Real Recipes From Real Home Cooks ®

pickled fish

(1 rating)
Recipe by
Gary Hancq
Port Byron, IL

Many of you have purchased Pickled Herring I am sure. It has been a New Years Eve Tradition in our house for over fifty years. "Noon Hour" is a good brand. You can make a very good Pickled Fish at home. I prefer the sweet vinegar and wine rather than the creamed variety. I started experimenting with the cheapest fish I could find, four to six years ago. I found that Alaskan Haddock at $1.57 a pound, was the cheapest. I proceeded. Best after two or three weeks and slightly beyond.

(1 rating)
yield 2 pints
prep time 40 Min
cook time 30 Min

Ingredients For pickled fish

  • 2 pt
    fish fillets - northern, crappie, bluegill, white fish 1 1/2 lbs.
  • 1 lg
    onion - red, white or yellow -- sliced thin then cut in half.
  • BRINE
  • 2 c
    white vinegar
  • 1 1/2 c
    water
  • 1 1/2 c
    salt pickling or canning
  • PICKLING LIQUID
  • 2 c
    white vinegar
  • 1 c
    water
  • 1 2/3 c
    sugar
  • 2 Tbsp
    pickling spices
  • 1 Tbsp
    mustard seed
  • 1 c
    reisling white wine or other -- sweet white wine.
  • -
  • PREP TIME DOESN'T INCLUDE BRINING DAYS IN FRIDGE

How To Make pickled fish

  • 1
    The Fish: Clean and rinse the fillets 1 1/2 to 2 pounds. If fillets are thick slice on the bias to about 1/8" to 1/4" thick, then cut to size of quarter coin. Fish remain raw for this recipe. No cooking of fish. IMPORTANT: The fish bones will dissolve don't worry about them.
  • 2
    The Brine: Bring 2 cups white vinegar, 1 1/2 cups water and 1 cup pickling or canning salt to a boil and stir. Allow to cool to room temperature.
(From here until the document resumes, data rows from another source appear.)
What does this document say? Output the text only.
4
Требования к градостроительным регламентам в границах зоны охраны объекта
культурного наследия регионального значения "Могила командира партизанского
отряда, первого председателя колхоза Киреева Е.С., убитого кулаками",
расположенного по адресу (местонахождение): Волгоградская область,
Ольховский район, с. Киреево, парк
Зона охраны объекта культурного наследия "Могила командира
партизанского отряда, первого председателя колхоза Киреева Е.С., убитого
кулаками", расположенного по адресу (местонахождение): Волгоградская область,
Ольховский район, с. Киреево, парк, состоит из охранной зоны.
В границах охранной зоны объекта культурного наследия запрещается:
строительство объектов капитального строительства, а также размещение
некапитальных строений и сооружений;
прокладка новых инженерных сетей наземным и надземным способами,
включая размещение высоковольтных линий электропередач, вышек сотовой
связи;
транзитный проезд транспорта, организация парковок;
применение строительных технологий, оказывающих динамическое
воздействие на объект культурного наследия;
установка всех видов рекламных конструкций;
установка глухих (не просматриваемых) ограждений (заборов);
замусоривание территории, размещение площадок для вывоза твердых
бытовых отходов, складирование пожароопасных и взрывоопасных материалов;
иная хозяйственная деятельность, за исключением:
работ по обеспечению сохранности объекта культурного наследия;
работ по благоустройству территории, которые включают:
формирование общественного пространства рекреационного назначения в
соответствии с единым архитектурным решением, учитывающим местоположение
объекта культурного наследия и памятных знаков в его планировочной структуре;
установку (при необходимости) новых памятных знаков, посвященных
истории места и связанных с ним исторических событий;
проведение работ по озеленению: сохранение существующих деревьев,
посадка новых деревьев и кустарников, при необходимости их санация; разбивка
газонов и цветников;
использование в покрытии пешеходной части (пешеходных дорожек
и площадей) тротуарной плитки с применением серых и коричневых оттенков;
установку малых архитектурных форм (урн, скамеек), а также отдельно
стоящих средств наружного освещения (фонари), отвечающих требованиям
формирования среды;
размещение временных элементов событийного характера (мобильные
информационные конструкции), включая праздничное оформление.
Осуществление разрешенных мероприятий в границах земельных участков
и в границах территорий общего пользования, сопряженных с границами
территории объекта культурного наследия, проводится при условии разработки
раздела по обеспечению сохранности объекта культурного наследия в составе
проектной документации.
If using stainless steel pan don't add salt until it comes to a high simmer. Otherwise salt can pit stainless steel cookware.
  • 3
    Put Fish into one gallon size zip-lock bag or sealable container and add the cooled Brine. Refrigerate for 2 to 4 days. Then drain and rinse twice. Then allow to soak in fresh cold water for 5 to 10 minutes.
  • 4
    The Pickling Liquid: Combine 1 2/3 cups white vinegar, 2/3 cup water, 1 2/3 cups sugar and bring to high simmer-low boil. Add the 2 tablespoons of Pickling Spices and 2 teaspoons Mustard Seed and simmer for 5 to 10 minutes. Allow to cool to room temperature. Then add the 3/4 to 1 cup of Riesling White Wine (I used Black Swan Brand), or use sweet to very sweet white wine of your choice. Strain and reserve both liquid and spices.
  • 5
    Packing Fish and Onions: In pint jars place a couple layers of Fish, then layer of onion and a small bit of the reserved spices. Continue layering until jars are full to 1/4 inch of top, pack firmly. Then fill with Pickling Liquid to 1/4 inch of top. Seal and refrigerate for 6 to 10 days. Refrigerated will keep months.
  • 6
    You can use the excess Pickling Liquid and Spices to make Sweet Refrigerator Pickles with Onions. Just combine sliced Cucumbers and Onions, and refrigerate.
  • 7
    Note: I posted this prematurely prior to editing and checking everything for this recipe on 3/5/10. I will do that and remove this note 3/6/10. Allow me to proof soon before trying this.